ILS continues growth outside property cat market, says ILS Capital Management

The insurance-linked securities (ILS) market is expected to continue to expand beyond the property cat market and leverage ongoing growth in primary insurance, according to John Haggerty, partner and managing director at ILS Capital Management.

Explaining his view to Baden-Baden Today, Haggerty said that his team will “continue to focus on sourcing attractive risk-adjusted opportunities outside the property cat market”.

“We will look to develop our primary insurance operations and thoughtfully grow this business into other areas of the market,” he added.

The company’s key focus is underwriting the specialty reinsurance portfolio, of which the majority (95 percent) is marine and offshore energy. Haggerty said he was “very pleased with how the business is growing” as well as the efforts the company has made in repositioning its book to better suit investor appetites.

To build on this, Haggerty said, the company needs to continue what it is doing and finding attractive risk-adjusted risks in the specialty market.

“From an investor’s point of view, we need to continue to find new ways of managing trapped collateral, starting at a risk level through incentive for timely release or being paid when the collateral is trapped.

“We need to look at more creative financial instruments to take advantage of and leverage existing collateral.

“From our clients’ perspective, we need to keep coming up with new ways to make our product more appealing to their needs. We need to keep marketing our products and allay fears that we are a short-term market,” he said.

He explained that clients need to know they can rely on ILS Capital as a continuous partner. “Since 2015, we have never been in a position where have not been able to offer renewal terms due to collateral restraints. Many of our existing clients initially brought our product to fit around their traditional reinsurance programmes,” he explained.

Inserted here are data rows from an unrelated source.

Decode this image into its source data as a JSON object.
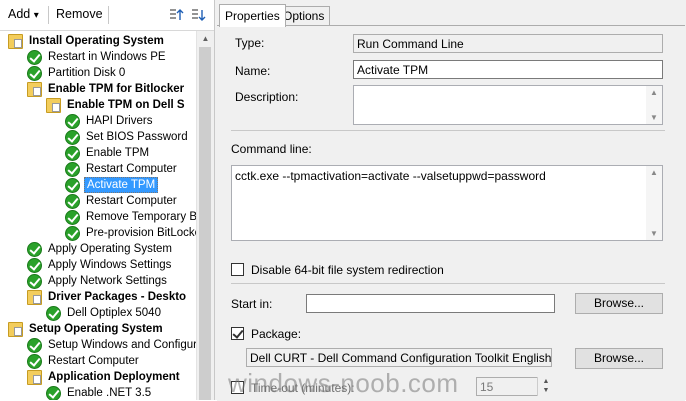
{
  "toolbar": {
    "add_label": "Add",
    "add_arrow": "▾",
    "remove_label": "Remove"
  },
  "tree": [
    {
      "label": "Install Operating System",
      "type": "group",
      "depth": 0,
      "icon": "folder-icon",
      "expanded": true
    },
    {
      "label": "Restart in Windows PE",
      "type": "step",
      "depth": 1,
      "icon": "check-icon"
    },
    {
      "label": "Partition Disk 0",
      "type": "step",
      "depth": 1,
      "icon": "check-icon"
    },
    {
      "label": "Enable TPM for Bitlocker",
      "type": "group",
      "depth": 1,
      "icon": "folder-icon"
    },
    {
      "label": "Enable TPM on Dell S",
      "type": "group",
      "depth": 2,
      "icon": "folder-icon"
    },
    {
      "label": "HAPI Drivers",
      "type": "step",
      "depth": 3,
      "icon": "check-icon"
    },
    {
      "label": "Set BIOS Password",
      "type": "step",
      "depth": 3,
      "icon": "check-icon"
    },
    {
      "label": "Enable TPM",
      "type": "step",
      "depth": 3,
      "icon": "check-icon"
    },
    {
      "label": "Restart Computer",
      "type": "step",
      "depth": 3,
      "icon": "check-icon"
    },
    {
      "label": "Activate TPM",
      "type": "step",
      "depth": 3,
      "icon": "check-icon",
      "selected": true
    },
    {
      "label": "Restart Computer",
      "type": "step",
      "depth": 3,
      "icon": "check-icon"
    },
    {
      "label": "Remove Temporary BI",
      "type": "step",
      "depth": 3,
      "icon": "check-icon"
    },
    {
      "label": "Pre-provision BitLocke",
      "type": "step",
      "depth": 3,
      "icon": "check-icon"
    },
    {
      "label": "Apply Operating System",
      "type": "step",
      "depth": 1,
      "icon": "check-icon"
    },
    {
      "label": "Apply Windows Settings",
      "type": "step",
      "depth": 1,
      "icon": "check-icon"
    },
    {
      "label": "Apply Network Settings",
      "type": "step",
      "depth": 1,
      "icon": "check-icon"
    },
    {
      "label": "Driver Packages - Deskto",
      "type": "group",
      "depth": 1,
      "icon": "folder-icon"
    },
    {
      "label": "Dell Optiplex 5040",
      "type": "step",
      "depth": 2,
      "icon": "check-icon"
    },
    {
      "label": "Setup Operating System",
      "type": "group",
      "depth": 0,
      "icon": "folder-icon",
      "expanded": true
    },
    {
      "label": "Setup Windows and Configura",
      "type": "step",
      "depth": 1,
      "icon": "check-icon"
    },
    {
      "label": "Restart Computer",
      "type": "step",
      "depth": 1,
      "icon": "check-icon"
    },
    {
      "label": "Application Deployment",
      "type": "group",
      "depth": 1,
      "icon": "folder-icon"
    },
    {
      "label": "Enable .NET 3.5",
      "type": "step",
      "depth": 2,
      "icon": "check-icon"
    }
  ],
  "tabs": [
    {
      "label": "Properties",
      "active": true
    },
    {
      "label": "Options",
      "active": false
    }
  ],
  "props": {
    "type_label": "Type:",
    "type_value": "Run Command Line",
    "name_label": "Name:",
    "name_value": "Activate TPM",
    "desc_label": "Description:",
    "desc_value": "",
    "cmd_label": "Command line:",
    "cmd_value": "cctk.exe --tpmactivation=activate --valsetuppwd=password",
    "disable64_label": "Disable 64-bit file system redirection",
    "disable64_checked": false,
    "startin_label": "Start in:",
    "startin_value": "",
    "browse_label": "Browse...",
    "package_label": "Package:",
    "package_checked": true,
    "package_value": "Dell CURT - Dell Command Configuration Toolkit  English",
    "browse2_label": "Browse...",
    "timeout_label": "Time-out (minutes):",
    "timeout_checked": false,
    "timeout_value": "15"
  },
  "watermark": "windows-noob.com"
}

“Some of the growth we have seen in our account is through larger lines or additional purchases. Over time our clients’ perception of us is changing; through our continued support, we are more readily seen as core to their reinsurance needs as opposed to ancillary. This is what we must continue to build on.”

Haggerty added that the industry was “ripe for technological disruption”.
“It is necessary to continue to grow the market and give alternative capital providers the transparency investors require.

“The most meaningful technology changes will accomplish these goals, particularly when assessing losses, providing timely information and ultimately greater transparency.”